The main force behind this shift? "Data-driven decision-making."
That's what powers the work that Informatics expert Jay Srinivasan, divisional vice president of R&D, does for Abbott's diagnostics business. A software engineer at Abbott years ago, he rejoined the company last year after heading his own healthcare consulting group. He's staffing his growing team with entrepreneurial-minded thinkers with "Silicon Valley-focused tech skills." Human Factors, or ergonomics, pros "who understand what a wearable looks like and how you test for one." User-centered design experts, and data scientists—including one newly hired from a grocery industry startup. "We're taking that (startup) approach to talent. I'm really looking for who's smart, capable, and wants to change the world."

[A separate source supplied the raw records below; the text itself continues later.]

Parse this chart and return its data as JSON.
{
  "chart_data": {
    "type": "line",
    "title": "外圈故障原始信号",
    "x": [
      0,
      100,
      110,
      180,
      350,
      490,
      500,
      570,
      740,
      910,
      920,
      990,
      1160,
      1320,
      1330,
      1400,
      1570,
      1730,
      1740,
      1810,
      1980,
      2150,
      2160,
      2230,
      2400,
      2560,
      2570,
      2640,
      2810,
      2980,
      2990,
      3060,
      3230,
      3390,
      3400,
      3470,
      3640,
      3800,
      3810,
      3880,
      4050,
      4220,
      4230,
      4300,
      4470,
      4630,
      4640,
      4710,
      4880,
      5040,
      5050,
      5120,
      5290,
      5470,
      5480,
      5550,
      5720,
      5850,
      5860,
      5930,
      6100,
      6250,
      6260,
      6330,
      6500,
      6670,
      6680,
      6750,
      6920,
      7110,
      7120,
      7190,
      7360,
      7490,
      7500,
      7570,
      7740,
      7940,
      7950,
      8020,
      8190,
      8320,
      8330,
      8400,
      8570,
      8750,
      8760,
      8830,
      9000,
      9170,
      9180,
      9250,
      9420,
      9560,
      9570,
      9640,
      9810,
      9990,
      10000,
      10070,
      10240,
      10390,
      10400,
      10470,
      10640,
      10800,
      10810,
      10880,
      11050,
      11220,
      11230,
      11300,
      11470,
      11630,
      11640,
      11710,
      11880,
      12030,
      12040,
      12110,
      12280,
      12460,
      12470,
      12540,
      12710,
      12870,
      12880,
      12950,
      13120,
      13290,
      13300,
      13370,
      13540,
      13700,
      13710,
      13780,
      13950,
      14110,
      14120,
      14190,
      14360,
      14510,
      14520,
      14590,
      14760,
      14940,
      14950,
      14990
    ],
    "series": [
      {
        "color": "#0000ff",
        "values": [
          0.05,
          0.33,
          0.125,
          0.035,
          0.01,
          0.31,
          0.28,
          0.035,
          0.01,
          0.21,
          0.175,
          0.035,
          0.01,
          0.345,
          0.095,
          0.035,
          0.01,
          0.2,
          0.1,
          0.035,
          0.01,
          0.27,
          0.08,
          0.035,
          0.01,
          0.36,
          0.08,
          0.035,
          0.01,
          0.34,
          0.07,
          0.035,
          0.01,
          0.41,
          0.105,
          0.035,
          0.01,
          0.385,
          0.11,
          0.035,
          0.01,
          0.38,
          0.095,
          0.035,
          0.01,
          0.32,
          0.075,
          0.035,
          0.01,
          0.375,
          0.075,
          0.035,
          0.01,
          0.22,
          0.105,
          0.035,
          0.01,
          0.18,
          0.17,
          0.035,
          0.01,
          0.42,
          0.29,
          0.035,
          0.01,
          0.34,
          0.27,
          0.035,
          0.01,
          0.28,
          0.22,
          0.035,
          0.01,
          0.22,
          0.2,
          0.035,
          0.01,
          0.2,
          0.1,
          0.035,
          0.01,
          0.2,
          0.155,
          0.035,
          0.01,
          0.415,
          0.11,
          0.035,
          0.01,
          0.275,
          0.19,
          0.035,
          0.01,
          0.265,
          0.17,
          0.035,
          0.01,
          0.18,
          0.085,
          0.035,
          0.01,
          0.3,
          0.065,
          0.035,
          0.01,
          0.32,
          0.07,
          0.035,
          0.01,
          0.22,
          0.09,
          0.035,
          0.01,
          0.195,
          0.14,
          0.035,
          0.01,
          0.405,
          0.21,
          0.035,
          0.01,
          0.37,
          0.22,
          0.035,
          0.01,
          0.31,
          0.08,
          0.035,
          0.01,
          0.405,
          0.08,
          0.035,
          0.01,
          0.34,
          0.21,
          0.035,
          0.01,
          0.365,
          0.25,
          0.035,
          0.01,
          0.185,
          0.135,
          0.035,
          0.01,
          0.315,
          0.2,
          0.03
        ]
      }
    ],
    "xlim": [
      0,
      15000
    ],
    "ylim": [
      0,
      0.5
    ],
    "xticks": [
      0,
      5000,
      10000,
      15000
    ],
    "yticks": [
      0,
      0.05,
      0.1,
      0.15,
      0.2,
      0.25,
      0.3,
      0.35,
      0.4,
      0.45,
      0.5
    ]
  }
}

Jay Srinivasan (center) leads Automation and Informatics for Abbott's Diagnostics business. Collaboration with fellow R&D specialists and other colleagues (to his left, Nick Wood and Rod Rasmussen; to his right, Kevin Barnes of Global Marketing, and Sunil Soni) is the norm—and this divisional vice president’s building a team with tech skills that mirror those in Silicon Valley.
POWERING HEALTH, NOT JUST A DEVICE
The son of a California physician, Joel Goldsmith says the "feel-good factor" of the health industry definitely attracted him to Abbott's diabetes care business. "For a lot of people, that's very compelling. It sort of comes down to what is your personal motivation ... I care deeply about making a meaningful contribution to the life sciences space and patients' lives."
And that passion for life-changing, empowering work exists across Abbott and the industry.
"Millennials want to know they’re going to make a difference," says Srinivasan—but that demographic isn't alone. "Cultural fit matters more than anything else. What drives you?"
"What we do touches the most significant part of our lives: our health." At Abbott, he says, "we're at the intersection of health and technology. To me, that's the biggest selling factor."